Gold leaf work has a way of feeling both delicate and stubborn. It’s thin enough to float, but once it’s sealed into a surface it becomes part of the object’s skin. The contrast here—soft gold against deep black—feels steady, almost ceremonial, even if the box ends up holding everyday things: a ring, a coin, a note you don’t want to lose.

The caption mentions Kanazawa, Japan, and it fits. The city is known for its gold leaf craft, and these boxes carry that sense of careful tradition without looking untouchable. They look meant to be used, to be picked up, to gather fingerprints, to live alongside you.

Sometimes that’s the best kind of design: something made by hand that quietly becomes yours.

Cooking with Koji

The first thing I notice is the quiet order of the room: pans hanging in place, utensils lined up, the kind of kitchen that feels lived-in without being loud about it. Three people stand around portable burners, aprons tied on, heads bent toward the small, careful work that turns ingredients into something warmer than the sum of its parts.

Cooking with Koji sounds like a lesson in a single ingredient, but it’s really an introduction to time. Koji asks for patience the way an old house asks you to listen—subtle changes, small aromas, a shift in texture that’s easy to miss if you rush.

In the photo, there’s a calm focus as someone offers a small dish across the counter, as if passing along a secret. A pot waits, a bottle stands by, and a tray sits ready for what comes next. Nothing looks dramatic, and that’s the point. The most memorable kitchens aren’t always the ones that perform; they’re the ones that hum.

Koji sits at the center of so much Japanese cooking—miso, soy sauce, sake—quiet foundations that make everyday food taste deeper, rounder, more complete. Watching it up close reminds me that tradition isn’t a museum thing. It’s a practiced thing, repeated until it becomes natural, like reaching for the same coat in winter without thinking.

If you’ve been curious about fermenting, start here: with a simple workspace, shared attention, and the willingness to let flavor grow.

Golden Ice Cream

Two cones, two hands, and a little shimmer that feels almost out of place in the plain daylight.

We tried Golden Ice Cream—soft serve crowned with delicate flakes of edible gold. It’s the kind of treat that looks like a dare: too pretty to bite, too bright to be real. But the first taste is familiar and simple, the way good soft serve always is. The gold doesn’t change the flavor so much as it changes the moment.

Standing outside with the street behind us, it felt like one of those small travel scenes you keep longer than you expect. A regular afternoon made slightly stranger, slightly more memorable. The cones catch the light; the gold clings to the ridges and settles into the swirl. For a minute you pay attention—really pay attention—to texture, to warmth, to how quickly something ornate becomes ordinary once you start eating it.

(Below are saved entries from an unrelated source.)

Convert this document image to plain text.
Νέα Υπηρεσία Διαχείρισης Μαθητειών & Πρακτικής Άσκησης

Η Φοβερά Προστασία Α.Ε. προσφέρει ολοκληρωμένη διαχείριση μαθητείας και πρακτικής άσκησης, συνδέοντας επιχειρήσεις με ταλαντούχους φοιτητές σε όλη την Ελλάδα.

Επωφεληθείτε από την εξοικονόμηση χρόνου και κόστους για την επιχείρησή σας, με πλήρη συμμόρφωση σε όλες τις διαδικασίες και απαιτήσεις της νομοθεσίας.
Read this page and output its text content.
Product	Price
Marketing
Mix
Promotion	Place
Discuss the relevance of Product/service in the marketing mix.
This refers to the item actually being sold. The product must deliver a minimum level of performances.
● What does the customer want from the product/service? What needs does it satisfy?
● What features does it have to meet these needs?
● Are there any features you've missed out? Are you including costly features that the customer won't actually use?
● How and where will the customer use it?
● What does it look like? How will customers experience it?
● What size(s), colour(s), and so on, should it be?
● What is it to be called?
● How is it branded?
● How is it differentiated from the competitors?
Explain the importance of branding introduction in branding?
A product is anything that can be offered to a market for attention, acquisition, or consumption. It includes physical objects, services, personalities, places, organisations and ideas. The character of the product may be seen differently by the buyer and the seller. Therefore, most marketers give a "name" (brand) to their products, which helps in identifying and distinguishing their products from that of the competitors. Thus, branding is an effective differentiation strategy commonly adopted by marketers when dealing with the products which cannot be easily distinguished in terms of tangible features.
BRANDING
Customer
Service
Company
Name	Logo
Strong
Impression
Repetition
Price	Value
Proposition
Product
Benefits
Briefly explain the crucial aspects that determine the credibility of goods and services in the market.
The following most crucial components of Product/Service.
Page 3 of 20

If you’re in Japan and you spot a shop offering gold leaf on ice cream, it’s worth stopping. Not because it tastes like luxury, but because it turns a quick snack into a quiet story: something fleeting, sweet, and bright enough to notice before it disappears.

Breakfast for 2

There are mornings that feel like they’re in a hurry, and then there are mornings that settle in—quietly, deliberately—like a house holding heat in its stones.

Breakfast for 2 was the second kind. A low table, two places set, and a spread of small dishes that made the moment feel larger than it was: bowls of rice, small plates of fruit and pickles, and warm soup—everything arriving in modest portions that add up to something generous.

Across the table, two people framed by a backdrop of pale, tangled lines, like winter branches caught mid-sway. The room feels hushed, and the food does what good breakfast does: it slows you down without insisting.

I keep thinking about how meals like this make time behave differently. The clink of ceramics, the pause between bites, the small decisions—what to try next, what to save for last—turn into their own kind of conversation. Not every morning needs a speech. Some just need a table and enough care to make staying still feel natural.

And then, eventually, the day starts moving again. But for a while, it was simply breakfast, for two—quiet, warm, and complete.